If you have this option as a parent, one thing you need to know and try to avoid is the stamp duty. Only the first-time buyers are exempt from this so if you join your kids in their mortgage application, they will have to pay this tax. In that case, a better option is to help your kids with monthly-based cash payments which are called “gift out of normal expenditure”. As such, it is exempt from inheritance tax and can be virtually unlimited.  

In some cases, senior parents see the solution in selling their home and moving to one of the great retirement villages in Sydney that provide excellent health care, wellness, and lifestyle choices, along with a dynamic social community.
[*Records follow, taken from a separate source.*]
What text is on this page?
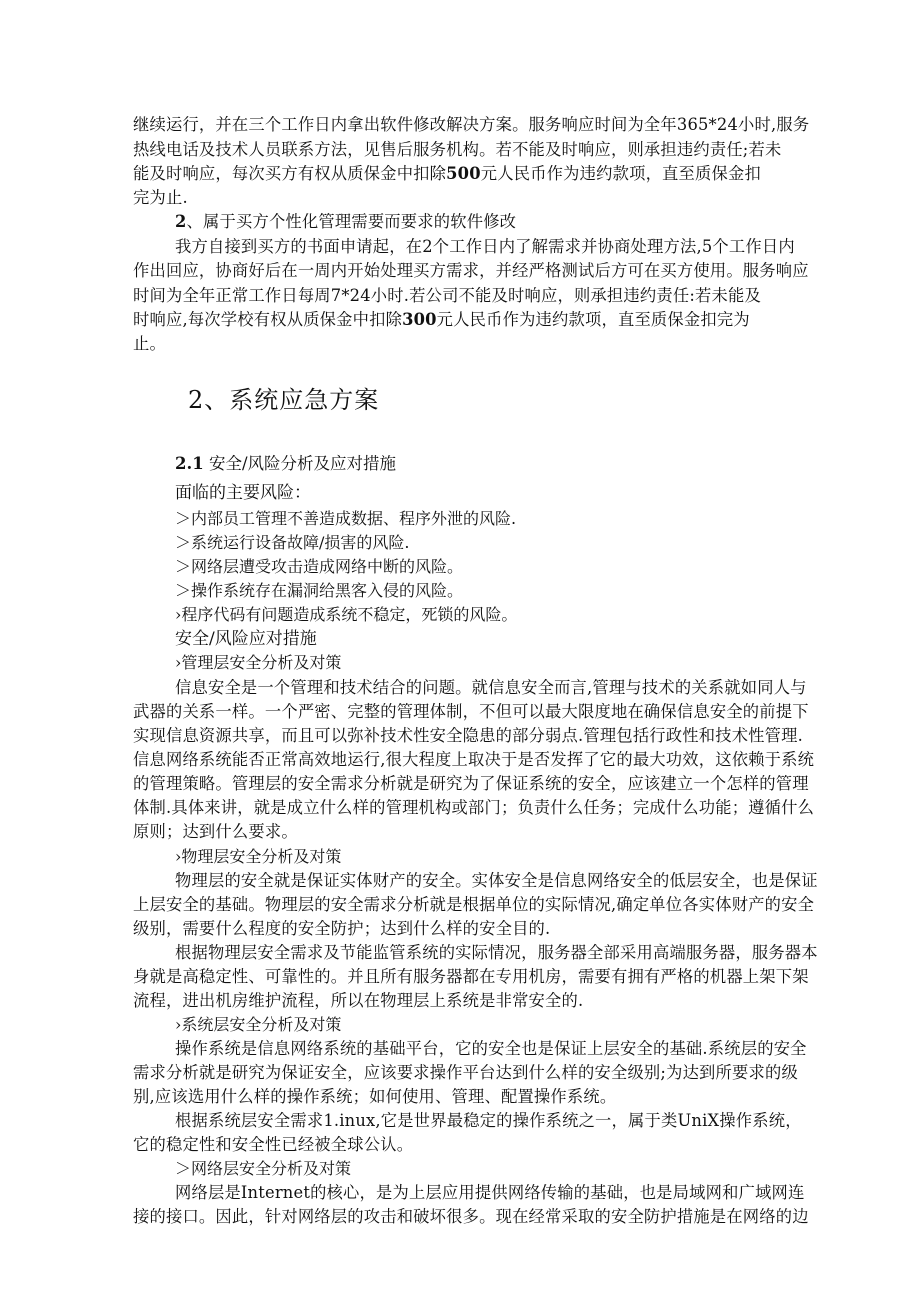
继续运行，并在三个工作日内拿出软件修改解决方案。服务响应时间为全年365*24小时,服务
热线电话及技术人员联系方法，见售后服务机构。若不能及时响应，则承担违约责任;若未
能及时响应，每次买方有权从质保金中扣除500元人民币作为违约款项，直至质保金扣
完为止.
2、属于买方个性化管理需要而要求的软件修改
我方自接到买方的书面申请起，在2个工作日内了解需求并协商处理方法,5个工作日内
作出回应，协商好后在一周内开始处理买方需求，并经严格测试后方可在买方使用。服务响应
时间为全年正常工作日每周7*24小时.若公司不能及时响应，则承担违约责任:若未能及
时响应,每次学校有权从质保金中扣除300元人民币作为违约款项，直至质保金扣完为
止。
2、系统应急方案
2.1 安全/风险分析及应对措施
面临的主要风险：
＞内部员工管理不善造成数据、程序外泄的风险.
＞系统运行设备故障/损害的风险.
＞网络层遭受攻击造成网络中断的风险。
＞操作系统存在漏洞给黑客入侵的风险。
›程序代码有问题造成系统不稳定，死锁的风险。
安全/风险应对措施
›管理层安全分析及对策
信息安全是一个管理和技术结合的问题。就信息安全而言,管理与技术的关系就如同人与
武器的关系一样。一个严密、完整的管理体制，不但可以最大限度地在确保信息安全的前提下
实现信息资源共享，而且可以弥补技术性安全隐患的部分弱点.管理包括行政性和技术性管理.
信息网络系统能否正常高效地运行,很大程度上取决于是否发挥了它的最大功效，这依赖于系统
的管理策略。管理层的安全需求分析就是研究为了保证系统的安全，应该建立一个怎样的管理
体制.具体来讲，就是成立什么样的管理机构或部门；负责什么任务；完成什么功能；遵循什么
原则；达到什么要求。
›物理层安全分析及对策
物理层的安全就是保证实体财产的安全。实体安全是信息网络安全的低层安全，也是保证
上层安全的基础。物理层的安全需求分析就是根据单位的实际情况,确定单位各实体财产的安全
级别，需要什么程度的安全防护；达到什么样的安全目的.
根据物理层安全需求及节能监管系统的实际情况，服务器全部采用高端服务器，服务器本
身就是高稳定性、可靠性的。并且所有服务器都在专用机房，需要有拥有严格的机器上架下架
流程，进出机房维护流程，所以在物理层上系统是非常安全的.
›系统层安全分析及对策
操作系统是信息网络系统的基础平台，它的安全也是保证上层安全的基础.系统层的安全
需求分析就是研究为保证安全，应该要求操作平台达到什么样的安全级别;为达到所要求的级
别,应该选用什么样的操作系统；如何使用、管理、配置操作系统。
根据系统层安全需求1.inux,它是世界最稳定的操作系统之一，属于类UniX操作系统，
它的稳定性和安全性已经被全球公认。
＞网络层安全分析及对策
网络层是Internet的核心，是为上层应用提供网络传输的基础，也是局域网和广域网连
接的接口。因此，针对网络层的攻击和破坏很多。现在经常采取的安全防护措施是在网络的边
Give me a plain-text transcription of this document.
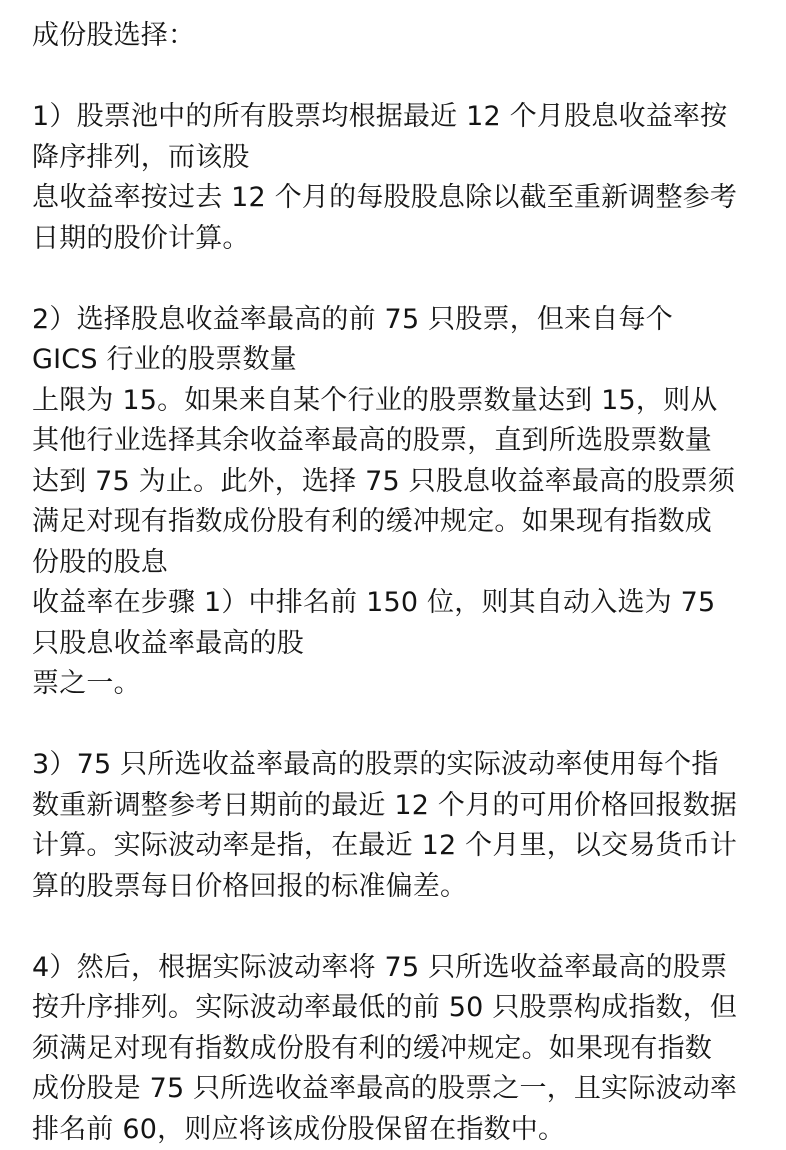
成份股选择：
1）股票池中的所有股票均根据最近 12 个月股息收益率按
降序排列，而该股
息收益率按过去 12 个月的每股股息除以截至重新调整参考
日期的股价计算。
2）选择股息收益率最高的前 75 只股票，但来自每个
GICS 行业的股票数量
上限为 15。如果来自某个行业的股票数量达到 15，则从
其他行业选择其余收益率最高的股票，直到所选股票数量
达到 75 为止。此外，选择 75 只股息收益率最高的股票须
满足对现有指数成份股有利的缓冲规定。如果现有指数成
份股的股息
收益率在步骤 1）中排名前 150 位，则其自动入选为 75
只股息收益率最高的股
票之一。
3）75 只所选收益率最高的股票的实际波动率使用每个指
数重新调整参考日期前的最近 12 个月的可用价格回报数据
计算。实际波动率是指，在最近 12 个月里，以交易货币计
算的股票每日价格回报的标准偏差。
4）然后，根据实际波动率将 75 只所选收益率最高的股票
按升序排列。实际波动率最低的前 50 只股票构成指数，但
须满足对现有指数成份股有利的缓冲规定。如果现有指数
成份股是 75 只所选收益率最高的股票之一，且实际波动率
排名前 60，则应将该成份股保留在指数中。
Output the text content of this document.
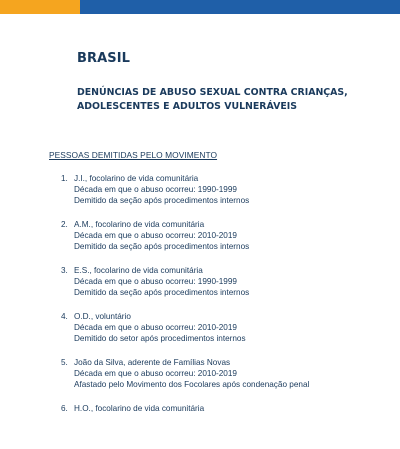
BRASIL
DENÚNCIAS DE ABUSO SEXUAL CONTRA CRIANÇAS,
ADOLESCENTES E ADULTOS VULNERÁVEIS
PESSOAS DEMITIDAS PELO MOVIMENTO
1. J.I., focolarino de vida comunitária
Década em que o abuso ocorreu: 1990-1999
Demitido da seção após procedimentos internos
2. A.M., focolarino de vida comunitária
Década em que o abuso ocorreu: 2010-2019
Demitido da seção após procedimentos internos
3. E.S., focolarino de vida comunitária
Década em que o abuso ocorreu: 1990-1999
Demitido da seção após procedimentos internos
4. O.D., voluntário
Década em que o abuso ocorreu: 2010-2019
Demitido do setor após procedimentos internos
5. João da Silva, aderente de Famílias Novas
Década em que o abuso ocorreu: 2010-2019
Afastado pelo Movimento dos Focolares após condenação penal
6. H.O., focolarino de vida comunitária
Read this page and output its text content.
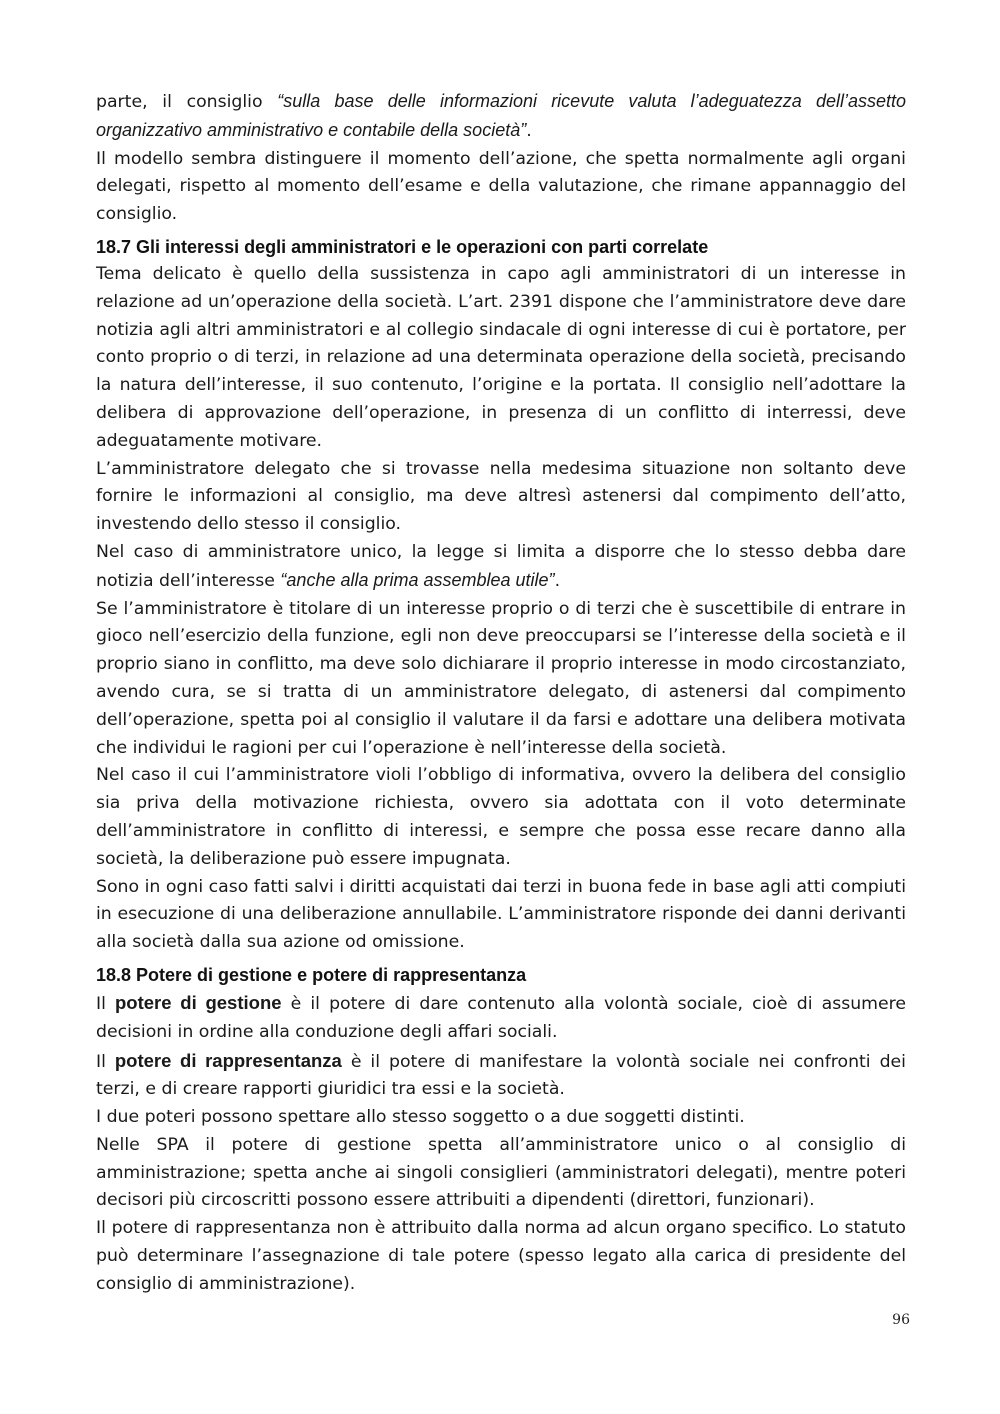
parte, il consiglio “sulla base delle informazioni ricevute valuta l’adeguatezza dell’assetto organizzativo amministrativo e contabile della società”.

Il modello sembra distinguere il momento dell’azione, che spetta normalmente agli organi delegati, rispetto al momento dell’esame e della valutazione, che rimane appannaggio del consiglio.

18.7 Gli interessi degli amministratori e le operazioni con parti correlate

Tema delicato è quello della sussistenza in capo agli amministratori di un interesse in relazione ad un’operazione della società. L’art. 2391 dispone che l’amministratore deve dare notizia agli altri amministratori e al collegio sindacale di ogni interesse di cui è portatore, per conto proprio o di terzi, in relazione ad una determinata operazione della società, precisando la natura dell’interesse, il suo contenuto, l’origine e la portata. Il consiglio nell’adottare la delibera di approvazione dell’operazione, in presenza di un conflitto di interressi, deve adeguatamente motivare.

L’amministratore delegato che si trovasse nella medesima situazione non soltanto deve fornire le informazioni al consiglio, ma deve altresì astenersi dal compimento dell’atto, investendo dello stesso il consiglio.

Nel caso di amministratore unico, la legge si limita a disporre che lo stesso debba dare notizia dell’interesse “anche alla prima assemblea utile”.

Se l’amministratore è titolare di un interesse proprio o di terzi che è suscettibile di entrare in gioco nell’esercizio della funzione, egli non deve preoccuparsi se l’interesse della società e il proprio siano in conflitto, ma deve solo dichiarare il proprio interesse in modo circostanziato, avendo cura, se si tratta di un amministratore delegato, di astenersi dal compimento dell’operazione, spetta poi al consiglio il valutare il da farsi e adottare una delibera motivata che individui le ragioni per cui l’operazione è nell’interesse della società.

Nel caso il cui l’amministratore violi l’obbligo di informativa, ovvero la delibera del consiglio sia priva della motivazione richiesta, ovvero sia adottata con il voto determinate dell’amministratore in conflitto di interessi, e sempre che possa esse recare danno alla società, la deliberazione può essere impugnata.

Sono in ogni caso fatti salvi i diritti acquistati dai terzi in buona fede in base agli atti compiuti in esecuzione di una deliberazione annullabile. L’amministratore risponde dei danni derivanti alla società dalla sua azione od omissione.

18.8 Potere di gestione e potere di rappresentanza

Il potere di gestione è il potere di dare contenuto alla volontà sociale, cioè di assumere decisioni in ordine alla conduzione degli affari sociali.

Il potere di rappresentanza è il potere di manifestare la volontà sociale nei confronti dei terzi, e di creare rapporti giuridici tra essi e la società.

I due poteri possono spettare allo stesso soggetto o a due soggetti distinti.

Nelle SPA il potere di gestione spetta all’amministratore unico o al consiglio di amministrazione; spetta anche ai singoli consiglieri (amministratori delegati), mentre poteri decisori più circoscritti possono essere attribuiti a dipendenti (direttori, funzionari).

Il potere di rappresentanza non è attribuito dalla norma ad alcun organo specifico. Lo statuto può determinare l’assegnazione di tale potere (spesso legato alla carica di presidente del consiglio di amministrazione).

96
This is how the older generation can avoid risking their retirement comfort and security but still be in the position to assist their children with the finances left over from the sale of their family home.

Home mortgage alternatives

For those senior parents who own a large amount of equity in their home, there’s the option of taking out a mortgage and giving that money to their children for the purchase of their first home. The only restriction that exists here pertains to the parents’ age, especially if they’re over the age of 65, but there are also certain benefits only given to senior borrowers. It’s certainly a possibility worth investigating. 

Assisting without borrowing money

Finally, an option for those parents who are reluctant to get into debt but still want to help their children is doing exactly that but without borrowing any money. It can be done by taking out a guarantor mortgage where the parents’ income is considered in order to get more money in the end. In that case, you as parents guarantee to take on any unpaid monthly mortgage payments your children have missed. 

Another option is a joint mortgage that also provides your kids with the necessary money by having you as a parent become a partial, legal owner of the purchased property. Finally, the option of an offset mortgage is when the parent is offered a flexible payment which can be paid off either as a lump or in regular payments, or they can withdraw it later in case there’s a change in circumstances. 

Whichever option you decide on to help your children become homeowners will carry certain risks so it’s crucial you research all the available options carefully and choose the most affordable and beneficial one for all parties involved.